Çünkü, Ramazan bayramını yaşadığımız şu günlerde ne sokağa çıkabiliyoruz, ne eş – dost, akrabalarımıza bayramlaşmaya gidebiliyoruz. Telefon ve diğer teknolojik imkanlarla belki sevdiklerimizin bayramını kutlayabiliyoruz. Ancak, hiçbir şey yüz yüze bayramlaşanın, büyüklerimizin ellerinden öpmenin yerini tutmuyor, tutamaz da.
Velhasılı, burada en güzel şey; tatlı dil, muhabbet sevgisiyle kalplerimizi doldurup birbirimize lazım gelen sevgiyi uzaktan da olsa izhar edip göstermektir.

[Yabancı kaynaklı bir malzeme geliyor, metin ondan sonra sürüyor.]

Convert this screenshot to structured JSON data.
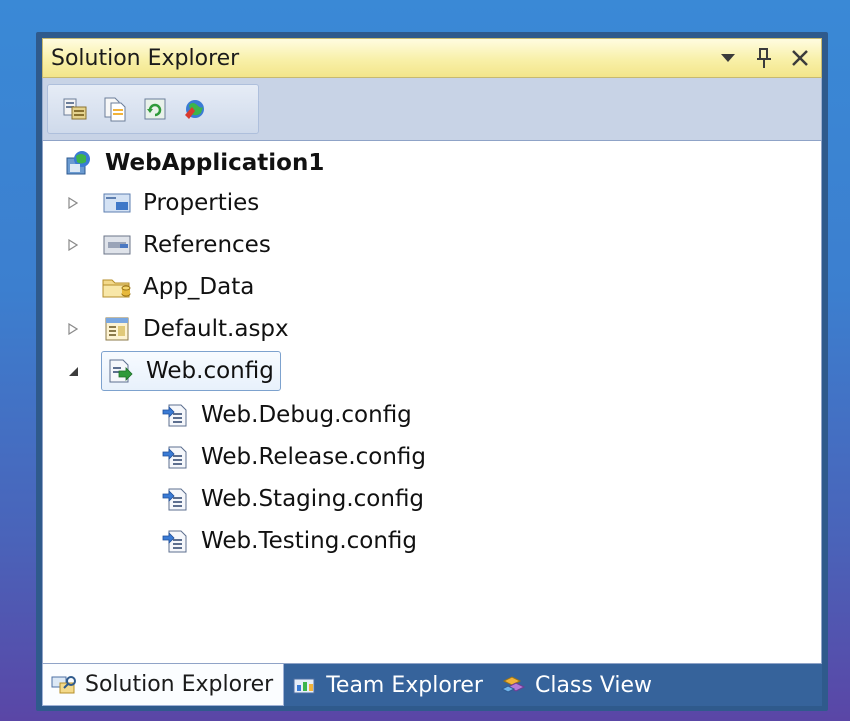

Bayram; ağzının tadının yerinde olmasıdır. Bayram; sevdiklerinle bir arada olmaktır. Bayram; bir çocuğun yüzünün gülmesidir. Bayram; insanların gönlünün hoş olmasıdır. Bayram; mazlumun hakkını almasıdır. Bayram; zalimin zulmünün son bulmasıdır. Bayram; adaletin tecelli etmesi, yerini bulmasıdır. Bayram; hatırlamak, hatırlanmak, değer görmektir. Bayram; barıştır, huzurdur, insanca yaşamaktır. Bayram; yaşamaktır, varolmaktır, yaşatmaktır. Bayram; mutlu ettikçe mutlu olmaktır. Bayram; paylaşmaktır, paylaşarak çoğaltmaktır. Bayram; iyiliği ve güzelliği yaymak, çoğaltmaktır. Bayram; nefretten uzak, sevgiden yana olmaktır.